Laissez-la vivre de sa vie, laissez-la mourir de sa belle mort et laissez-la renaître demain ; après-demain, vous passerez, et elle ne sera plus ; le cabinet de lecture l'attend, le salon la demande ; du salon, elle ira à la mansarde ; de la mansarde, à la loge du portier ; elle est le lien de la grande dame et de la grisette, elle unit le petit monde au grand monde. La littérature facile ! mon Dieu ! mais elle a été le rêve des plus grands génies, mais tout leur effort a tendu à cela : devenir populaires. Il n'y a pas de grand homme qui ne lui ait sacrifié quelque chose. Aspasie appelait cela très-élégamment sacrifier aux grâces. Vous auriez été moins sévère pour la littérature facile, mon cher Nisard, si vous vous étiez rappelé Anacréon dans la Grèce au bon temps, Horace au beau temps d'Auguste, l'Arioste en Italie, Addison en Angleterre, Voltaire partout, et une foule d'autres écrivains faciles... que vous connaissez mieux que moi.
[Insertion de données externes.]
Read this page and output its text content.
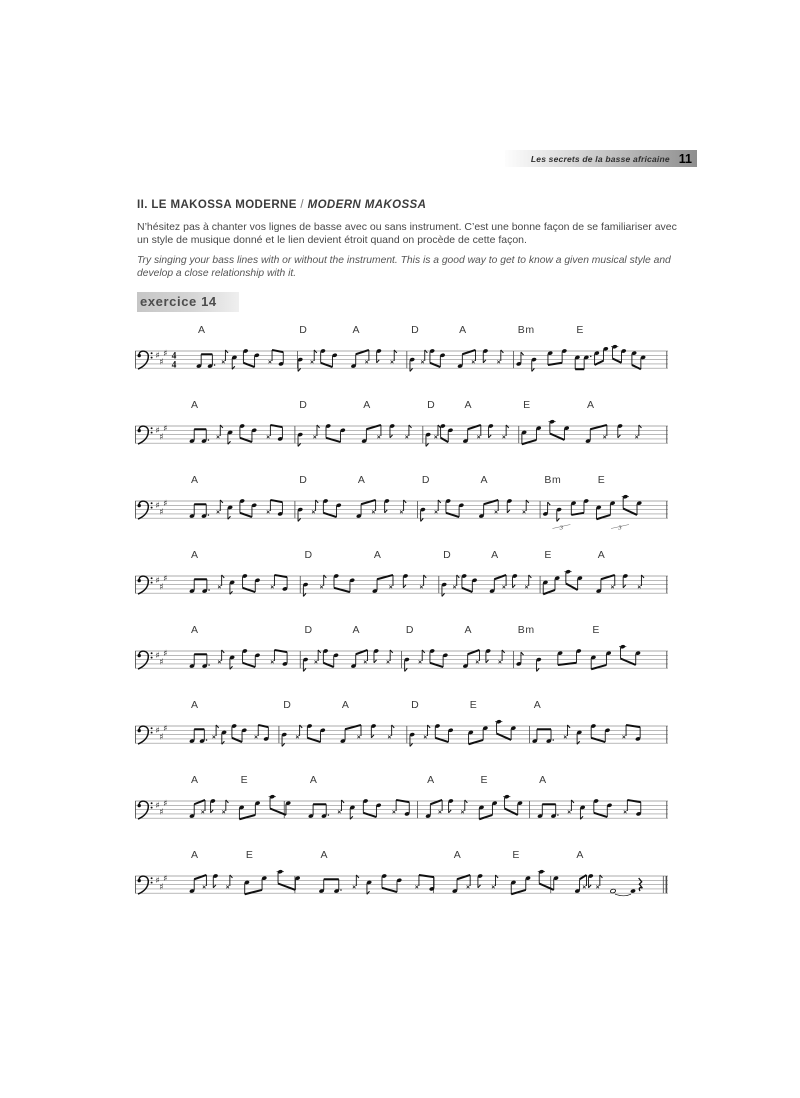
Les secrets de la basse africaine 11
II. LE MAKOSSA MODERNE / MODERN MAKOSSA

N’hésitez pas à chanter vos lignes de basse avec ou sans instrument. C’est une bonne façon de se familiariser avec un style de musique donné et le lien devient étroit quand on procède de cette façon.

Try singing your bass lines with or without the instrument. This is a good way to get to know a given musical style and develop a close relationship with it.

exercice 14
♯
♯
♯ 4
4
A	D	A	D	A	Bm	E
×	×	×	×	×	×	×	×
♯
♯
♯
A	D	A	D	A	E	A
×	×	×	×	×	×	×	×	×	×
♯
♯
♯
A	D	A	D	A	Bm	E
×	×	×	×	×	×	×	×
3	3
♯
♯
♯
A	D	A	D	A	E	A
×	×	×	×	×	×	×	×	×	×
♯
♯
♯
A	D	A	D	A	Bm	E
×	×	×	×	×	×	×	×
♯
♯
♯
A	D	A	D	E	A
×	×	×	×	×	×	×	×
♯
♯
♯
A	E	A	A	E	A
×	×	×	×	×	×	×	×
♯
♯
♯
A	E	A	A	E	A
×	×	×	×	×	×	× ×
Mais, pour être simple et souple, abondante et sans façon, à la portée de tous, cette littérature de tous les jours, cette littérature facile, comme vous dites, n'est pas tellement facile qu'elle soit tout d'abord à la portée du premier écrivain venu. Il me semble, au contraire, que ce sera un des éloges que la postérité fera à notre époque, d'avoir trouvé d'un coup tant de jeunes, ardents et infatigables écrivains pour suffire à toutes les exigences du moment. Vous attaquez la littérature facile ! mais songez donc à tout ce qu'elle occupe, à tout ce qu'elle produit ! Depuis le grand journal qui traite des grands intérêts de la politique, qui défend, qui attaque, qui détruit ou qui fonde, jusqu'au petit journal, malin, frondeur, sceptique, cruel, harceleur, sans frein, une épigramme vivante, comme l'autre est un conseil vivant ; depuis la Revue savante, philosophique, qui voyage au loin, jusqu'à la Revue de la ville, qui s'occupe de nos moeurs, de nos poëtes, de nos écrivains, de nos chefs-d'oeuvre du jour ; depuis le pamphlet sanglant et cruel, qui, sous prétexte de parler de modes, se livre à des personnalités plus que royales, jusqu'au journal des petits-enfants, qui se fait petit avec eux, et parle leur langage, et s'occupe de leurs petits chagrins, de leurs joies naïves ; depuis le gros dictionnaire où tout s'entasse, jusqu'au petit livre qui résume en quelques chapitres toutes les sciences ; depuis l'encyclopédie jusqu'au prospectus, depuis le livre de luxe jusqu'au Magasin à deux sous ; en un mot, tout ce que la grande France dépense d'idées, de style, d'instruction, d'intérêt, d'oisiveté, de passion, d'émotions de tout genre, tout cela est de la littérature facile. Or tout cela, avouez-le, tout cela use chaque jour plus de style, plus d'idées, plus de talent qu'on n'en a jamais usé dans les beaux temps de la littérature difficile, quand on ne savait lire qu'à Paris dans toute la France, et qu'à la Cour dans tout Paris !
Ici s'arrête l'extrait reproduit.